Mas veja que Leis Orçamentárias são, antes de mais nada, Leis. As destinações mínimas à educação, saúde e previdência, as vedações orçamentárias, as participações de Municípios e Estados nas receitas dos estados e da União, as limitações de endividamento e de gasto com pessoal, de outro lado, são disposições constitucionais. Nesse sentido, a retirada da Carta Política enquanto paradigma apto ao controle da conduta parece abreviar muito do que hoje constitui função do Tribunal. Há ainda diversas outras regras, acerca de funcionalismo, previdência, cargos, empregos e funções e teto remuneratório, todas figurando na Carta Política e, portanto, passariam a estar indisponíveis ao Controle.

Ademais, o que estaria a impedir que, ante o panorama de relativização do dever de prestar contas anteriormente mencionado, os ordenadores de despesa atalhassem sua defesa no Tribunal, alegando, por exemplo: “as contas estão regulares, mas, sobre elas, reservo-me o direito de falar em juízo”?

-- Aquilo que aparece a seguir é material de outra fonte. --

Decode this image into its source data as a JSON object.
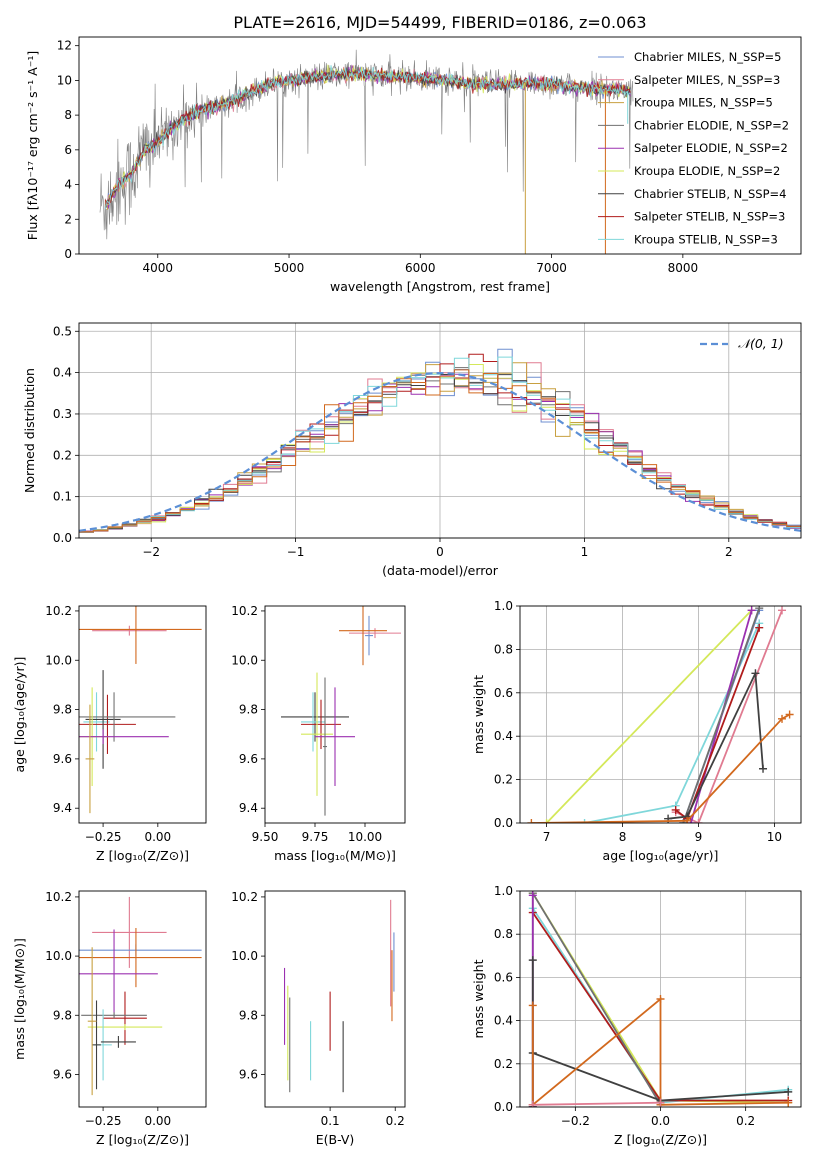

Talvez deveria o Tribunal se recolher em sua escola de contas. Aliás, nesse intuito foi lançado o art. 173 da nova Lei de Licitações (“Os tribunais de contas deverão, por meio de suas escolas de contas, promover eventos de capacitação para os servidores efetivos e empregados públicos designados para o desempenho das funções essenciais à execução desta Lei, incluídos cursos presenciais e a distância, redes de aprendizagem, seminários e congressos sobre contratações públicas”).

Nenhuma disposição ilustra com maior clareza o périplo por que passa a Corte de Contas, posto que jurisdição é função peculiar daqueles que falam por último, já a educação, daqueles que falam por primeiro.

Enfim, não há instituição que emerja isenta de deficiências e imperfeições dos rigores da vida. Tais faltas legitimam propostas de avanço que elas e a academia podem e devem formular, tudo em busca da máxima efetividade e cumprimento do que consta na Constituição.

A Constituição é uma coleção de dizeres que, justapostos, adquirem ares de sonho aspirado por uma abnegada esperança em dias melhores. Faz parte dessa utopia o mito de um órgão instigador da contínua melhoria técnica da gestão. Sabe-se lá quantas gerações de paulatinos avanços e pequenos regressos a fé nesse porvir é capaz de resistir. Talvez devêssemos apostar nos mitos.

 

  • Alexandre Manir Figueiredo Sarquis é Conselheiro-Substituto do TCE-SP, doutorando em Direito Financeiro USP, professor da FIPECAFI.